Beinahe 60 Jahre lang hat Hansgünther Heyme der deutschen Theaterlandschaft seinen Stempel aufgedrückt. Wo er inszenierte oder als Schauspielchef wirkte, lagen Begeisterung und Skandal stets nah beieinander. Die Erwartungshaltung des Abonnementpublikums nach erbaulichem und leicht verdaulichem Kunstgenuss zu bedienen, ist nie Heymes Sache gewesen.

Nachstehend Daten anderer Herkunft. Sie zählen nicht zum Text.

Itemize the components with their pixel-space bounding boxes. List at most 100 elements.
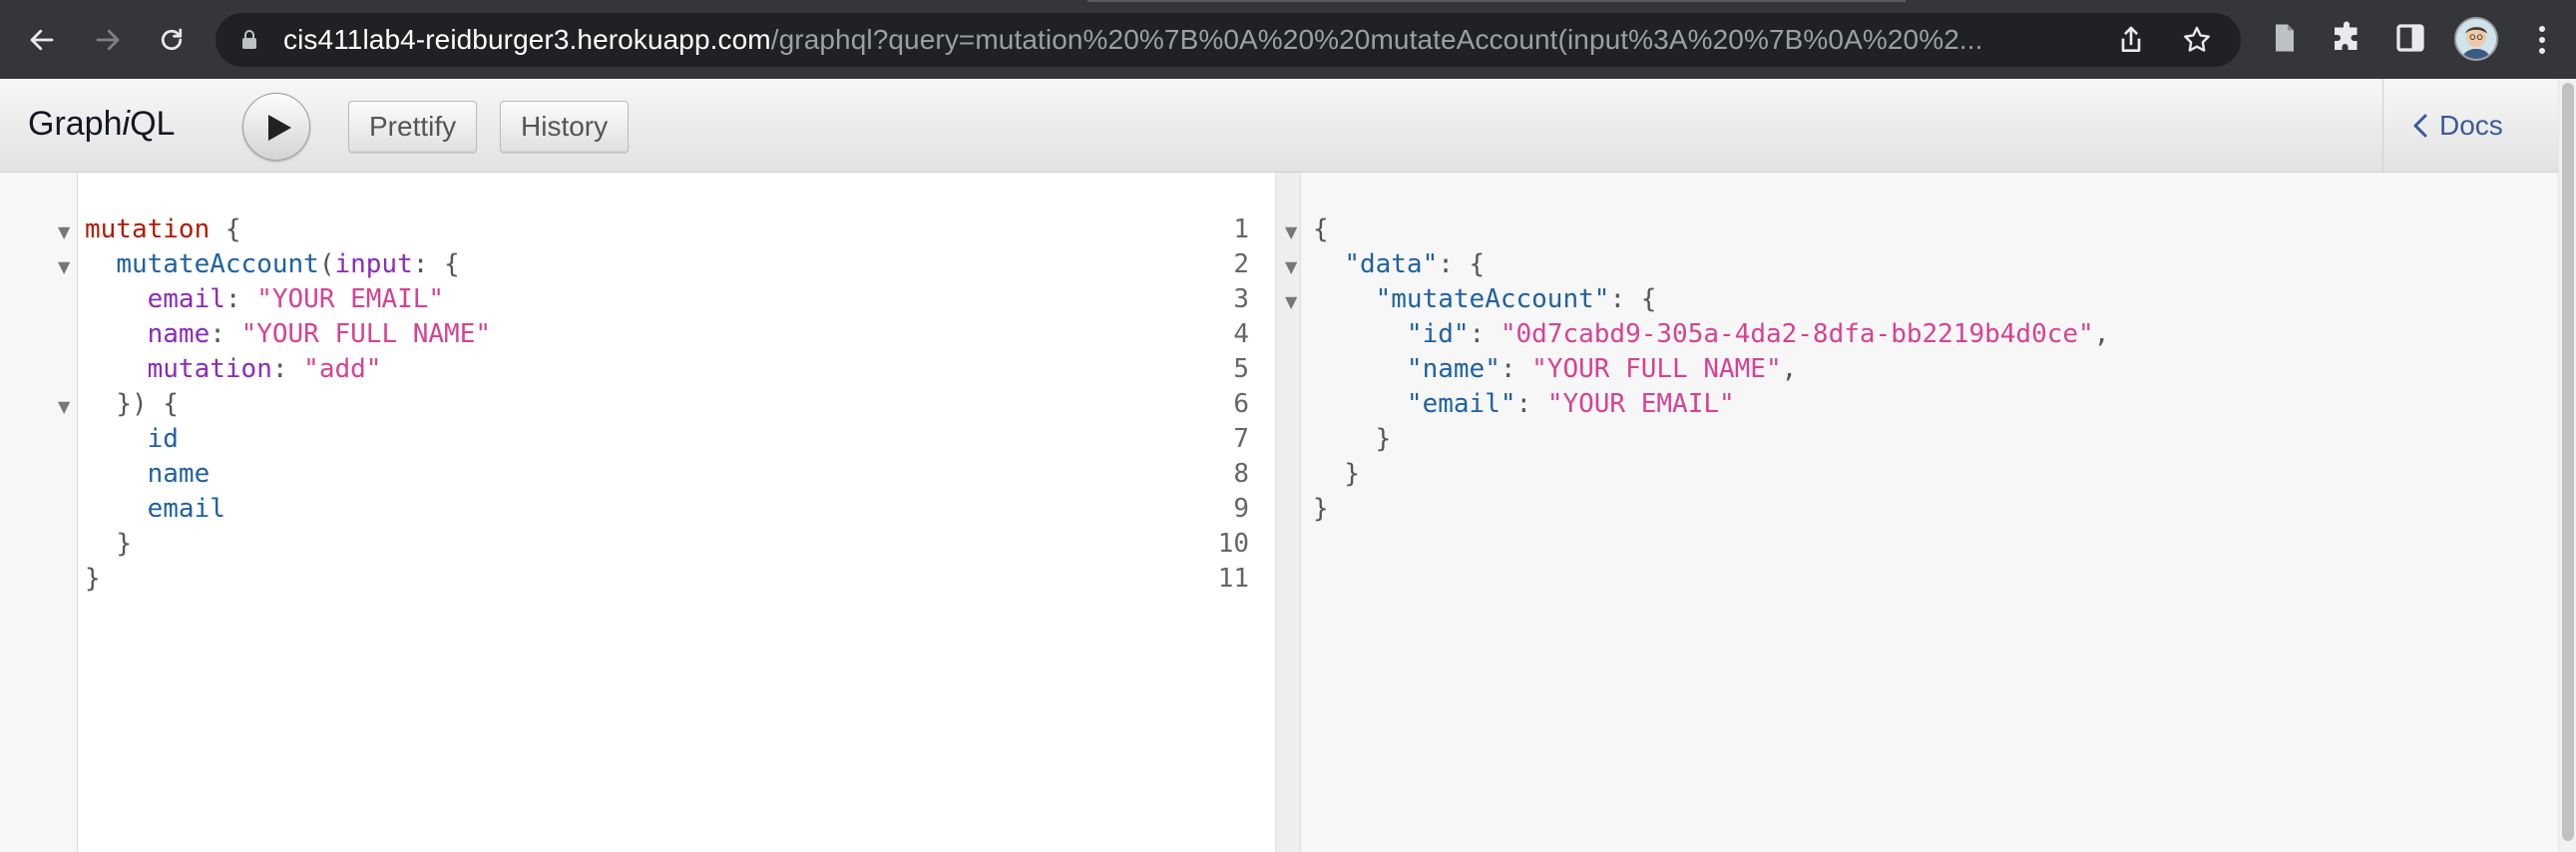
punctuation-token: : { (1438, 249, 1486, 279)
more-menu-icon[interactable] (2532, 22, 2552, 58)
result-line: "data": { (1313, 249, 1485, 279)
punctuation-token: { (210, 214, 241, 244)
extensions-puzzle-icon[interactable] (2329, 20, 2364, 56)
title-italic: i (122, 105, 131, 143)
fold-arrow-icon[interactable]: ▼ (1285, 257, 1297, 276)
result-line: "name": "YOUR FULL NAME", (1313, 354, 1797, 384)
forward-button[interactable] (88, 20, 128, 60)
punctuation-token: : { (1609, 284, 1657, 314)
json-key: "name" (1406, 354, 1501, 384)
code-line: name: "YOUR FULL NAME" (85, 319, 491, 349)
fold-arrow-icon[interactable]: ▼ (58, 397, 72, 416)
bookmark-star-icon[interactable] (2181, 24, 2213, 56)
argument-token: input (334, 249, 413, 279)
title-prefix: Graph (28, 105, 123, 143)
code-line: mutateAccount(input: { (85, 249, 460, 279)
fold-arrow-icon[interactable]: ▼ (1285, 292, 1297, 311)
punctuation-token: ( (318, 249, 335, 279)
code-line: id (85, 424, 179, 454)
line-number: 8 (1233, 459, 1249, 489)
side-panel-icon[interactable] (2392, 20, 2428, 56)
punctuation-token: : (224, 284, 257, 314)
field-token: name (147, 459, 211, 489)
code-line: email (85, 494, 225, 524)
url-path: /graphql?query=mutation%20%7B%0A%20%20mu… (770, 24, 1983, 55)
execute-query-button[interactable] (242, 93, 310, 161)
code-line: }) { (85, 389, 179, 419)
string-token: "YOUR EMAIL" (256, 284, 445, 314)
play-icon (268, 115, 291, 141)
code-line: mutation { (85, 214, 241, 244)
code-line: email: "YOUR EMAIL" (85, 284, 444, 314)
profile-avatar[interactable] (2454, 17, 2498, 61)
keyword-token: mutation (85, 214, 211, 244)
json-key: "data" (1344, 249, 1439, 279)
punctuation-token: , (1781, 354, 1798, 384)
argument-token: email (147, 284, 225, 314)
docs-label: Docs (2439, 110, 2503, 141)
prettify-button[interactable]: Prettify (348, 101, 478, 153)
share-icon[interactable] (2115, 24, 2147, 56)
result-line: { (1313, 214, 1329, 244)
code-line: name (85, 459, 211, 489)
fold-arrow-icon[interactable]: ▼ (58, 222, 72, 241)
reload-button[interactable] (152, 20, 192, 60)
line-number: 3 (1233, 284, 1249, 314)
line-number: 5 (1233, 354, 1249, 384)
punctuation-token: : (1500, 354, 1532, 384)
result-line: "email": "YOUR EMAIL" (1313, 389, 1735, 419)
json-string-value: "YOUR EMAIL" (1546, 389, 1735, 419)
line-number: 11 (1217, 564, 1249, 594)
punctuation-token: : (271, 354, 304, 384)
page-scrollbar[interactable] (2558, 79, 2576, 852)
result-line: } (1313, 494, 1329, 524)
field-token: email (147, 494, 225, 524)
scrollbar-thumb[interactable] (2562, 83, 2574, 841)
line-number: 4 (1233, 319, 1249, 349)
address-bar[interactable]: cis411lab4-reidburger3.herokuapp.com/gra… (215, 13, 2241, 67)
code-line: } (85, 564, 101, 594)
lock-icon (242, 30, 256, 49)
tab-strip-edge (1087, 0, 1906, 2)
docs-button[interactable]: Docs (2411, 103, 2503, 149)
code-line: mutation: "add" (85, 354, 382, 384)
arrow-right-icon (96, 29, 120, 51)
history-button[interactable]: History (500, 101, 630, 153)
result-line: "id": "0d7cabd9-305a-4da2-8dfa-bb2219b4d… (1313, 319, 2109, 349)
line-number: 6 (1233, 389, 1249, 419)
field-token: mutateAccount (116, 249, 319, 279)
code-line: } (85, 529, 132, 559)
query-editor[interactable]: 1 2 3 4 5 6 7 8 9 10 11 ▼ ▼ ▼ mutation {… (0, 173, 1275, 852)
profile-face-icon (2456, 19, 2496, 59)
punctuation-token: } (85, 564, 101, 594)
line-number: 1 (1233, 214, 1249, 244)
graphiql-toolbar: GraphiQL Prettify History Docs (0, 79, 2558, 173)
punctuation-token: }) { (116, 389, 179, 419)
punctuation-token: : (1469, 319, 1501, 349)
punctuation-token: } (1344, 459, 1360, 489)
punctuation-token: : { (412, 249, 460, 279)
punctuation-token: } (1313, 494, 1329, 524)
line-number: 9 (1233, 494, 1249, 524)
string-token: "YOUR FULL NAME" (240, 319, 492, 349)
reload-icon (161, 28, 183, 51)
result-line: } (1313, 459, 1360, 489)
fold-arrow-icon[interactable]: ▼ (1285, 222, 1297, 241)
string-token: "add" (303, 354, 382, 384)
result-line: "mutateAccount": { (1313, 284, 1657, 314)
browser-toolbar: cis411lab4-reidburger3.herokuapp.com/gra… (0, 0, 2576, 79)
url-host: cis411lab4-reidburger3.herokuapp.com (283, 24, 771, 55)
line-number: 10 (1217, 529, 1249, 559)
back-button[interactable] (22, 20, 62, 60)
punctuation-token: : (1515, 389, 1547, 419)
document-icon[interactable] (2267, 20, 2303, 56)
fold-arrow-icon[interactable]: ▼ (58, 257, 72, 276)
json-string-value: "YOUR FULL NAME" (1531, 354, 1782, 384)
result-viewer: { "data": { "mutateAccount": { "id": "0d… (1301, 173, 2558, 852)
punctuation-token: { (1313, 214, 1329, 244)
result-line: } (1313, 424, 1392, 454)
arrow-left-icon (30, 29, 54, 51)
chevron-left-icon (2413, 114, 2427, 138)
json-string-value: "0d7cabd9-305a-4da2-8dfa-bb2219b4d0ce" (1500, 319, 2094, 349)
argument-token: name (147, 319, 211, 349)
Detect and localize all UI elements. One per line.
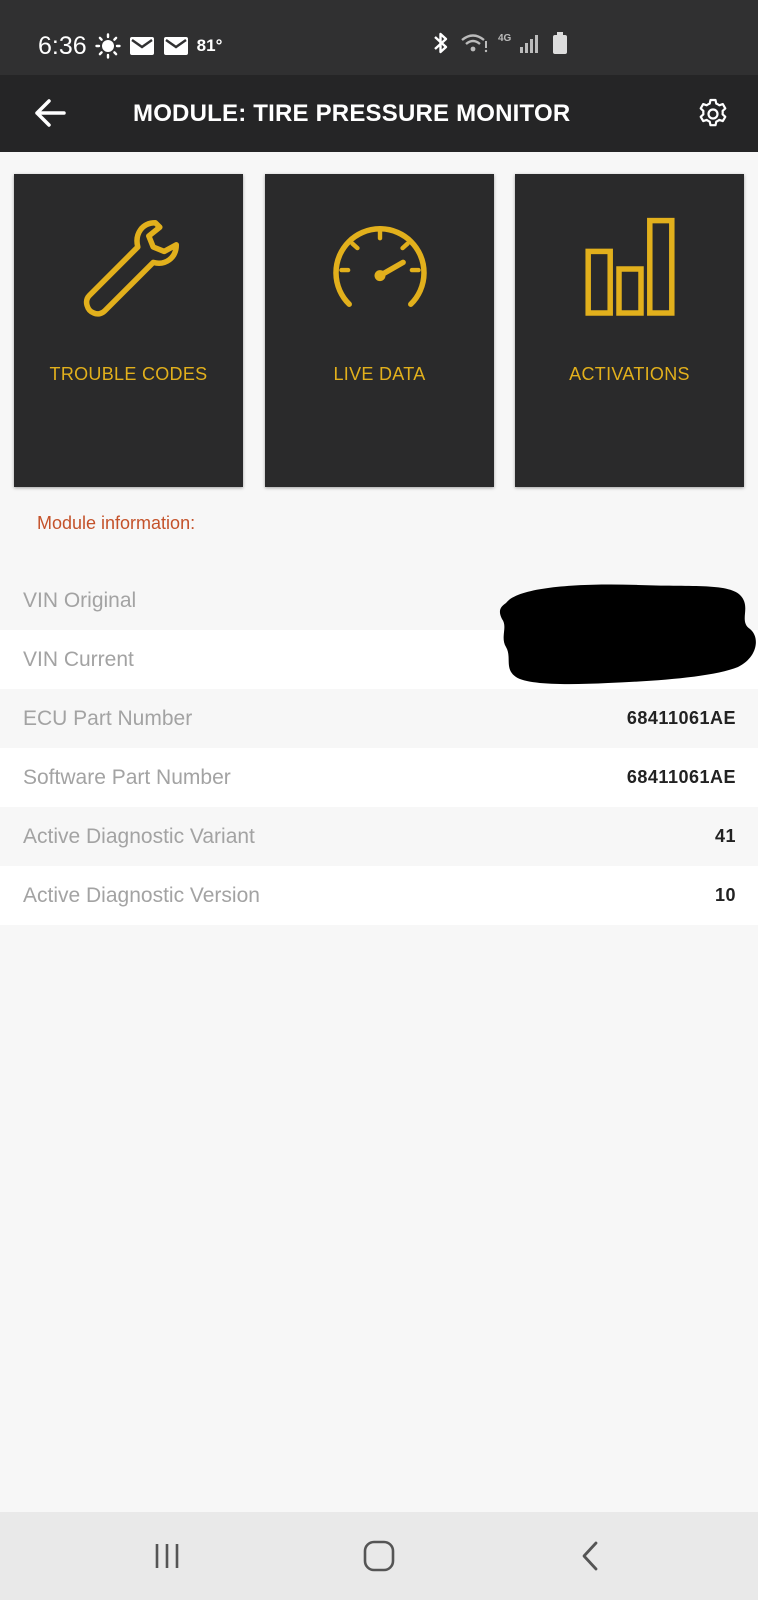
mail-icon [129, 35, 155, 57]
module-info-heading: Module information: [37, 513, 196, 533]
system-back-button[interactable] [550, 1512, 630, 1600]
arrow-left-icon [35, 99, 66, 127]
tile-label: ACTIVATIONS [569, 364, 690, 384]
vin-redaction [498, 581, 758, 691]
info-value: 68411061AE [626, 767, 736, 787]
info-value: 10 [714, 885, 736, 905]
tile-activations[interactable]: ACTIVATIONS [515, 174, 744, 487]
info-row-diagnostic-variant: Active Diagnostic Variant 41 [0, 807, 758, 866]
back-button[interactable] [30, 93, 70, 133]
info-row-software-part-number: Software Part Number 68411061AE [0, 748, 758, 807]
page-title: MODULE: TIRE PRESSURE MONITOR [133, 100, 571, 127]
info-label: Software Part Number [23, 766, 231, 789]
info-label: VIN Current [23, 648, 134, 671]
wifi-icon [460, 32, 488, 54]
gear-icon [699, 98, 727, 127]
tile-trouble-codes[interactable]: TROUBLE CODES [14, 174, 243, 487]
recent-apps-button[interactable] [127, 1512, 207, 1600]
bluetooth-icon [432, 30, 450, 56]
info-label: Active Diagnostic Version [23, 884, 260, 907]
speedometer-icon [265, 214, 494, 324]
home-icon [363, 1540, 395, 1572]
info-label: VIN Original [23, 589, 137, 612]
status-time: 6:36 [38, 31, 87, 60]
chevron-left-icon [582, 1541, 598, 1571]
network-type: 4G [498, 33, 512, 44]
module-tiles: TROUBLE CODES LIVE DATA ACTIVATIONS [14, 174, 744, 487]
info-row-diagnostic-version: Active Diagnostic Version 10 [0, 866, 758, 925]
tile-live-data[interactable]: LIVE DATA [265, 174, 494, 487]
recent-apps-icon [155, 1544, 179, 1568]
bar-chart-icon [515, 214, 744, 324]
system-nav-bar [0, 1512, 758, 1600]
home-button[interactable] [339, 1512, 419, 1600]
status-bar: 6:36 81° 4G [0, 0, 758, 75]
tile-label: TROUBLE CODES [49, 364, 208, 384]
wrench-icon [14, 214, 243, 324]
info-row-ecu-part-number: ECU Part Number 68411061AE [0, 689, 758, 748]
info-label: Active Diagnostic Variant [23, 825, 255, 848]
status-right: 4G [432, 30, 568, 56]
battery-icon [552, 31, 568, 55]
info-value: 41 [714, 826, 736, 846]
info-value: 68411061AE [626, 708, 736, 728]
brightness-icon [94, 33, 121, 59]
status-temperature: 81° [196, 36, 223, 55]
mail-icon-2 [163, 35, 189, 57]
app-bar: MODULE: TIRE PRESSURE MONITOR [0, 75, 758, 152]
info-label: ECU Part Number [23, 707, 193, 730]
settings-button[interactable] [694, 95, 732, 133]
tile-label: LIVE DATA [333, 364, 426, 384]
signal-icon: 4G [498, 31, 542, 55]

Theater ist nach Heymes Credo kein Musentempel, sondern eine aufklärerische Anstalt für "subventionierte Opposition". Ein Ort, an dem gezündelt werden muss, um das Denken zu verändern. In der Bühnenszene gilt Heyme deshalb als Gralshüter des politischen Regietheaters – und als "Klassik-Killer", der konventionelles Schauspiel durch experimentelle Bearbeitung bis zur Unkenntlichkeit verfremdet.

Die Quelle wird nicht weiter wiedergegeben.